After Duvenaud signed off, the hosts stayed on air to decompress. Nathan described his 'AI sycophancy problem' — a tendency to find whatever perspective he's inhabiting deeply compelling — but said what keeps him anchored is the persistent asymmetry: the risk estimates held privately by the people closest to frontier AI development remain sobering (Duvenaud's p(doom) stated at around 80%; Anthropic insiders he'd recently spoken with around 50/50), and no credible case has emerged that the downside tail can be safely dismissed. Prakash countered with a structural argument about public response: societies have been trained by Y2K, population-collapse predictions, and other expert doom scenarios to disregard expert warnings until an incident forces a response — and then to overreact.
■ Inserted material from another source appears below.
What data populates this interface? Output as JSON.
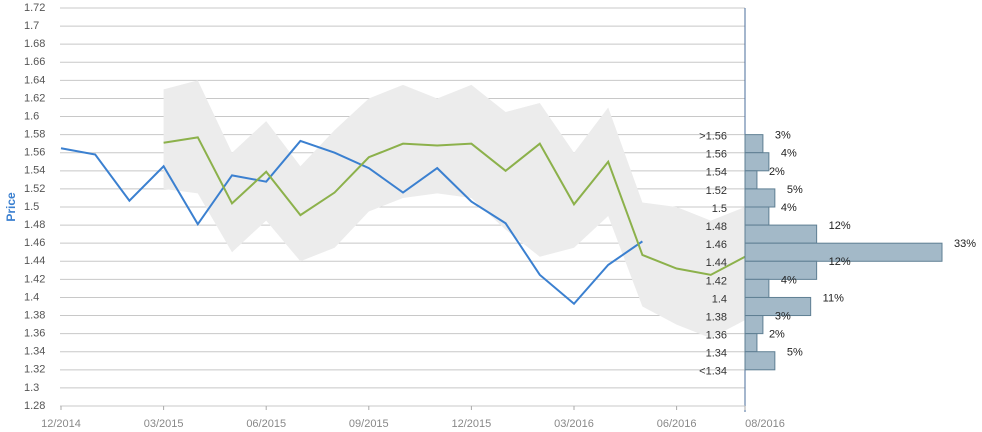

His parallel to cybersecurity suggested the real cause area hiding in plain sight is being positioned to manage the public overreaction when an AI warning shot arrives, ensuring fear doesn't lock beneficial AI behind a national-security apparatus the way nuclear technology was. Nathan flagged a newly announced $500 million project aimed at ending respiratory infections as a small hopeful signal, and the hosts signed off — agreeing it had been one of the most sobering sessions they'd done, and that sitting with the possibility of gradual disempowerment while collective agency over the future still exists is the right disposition for right now.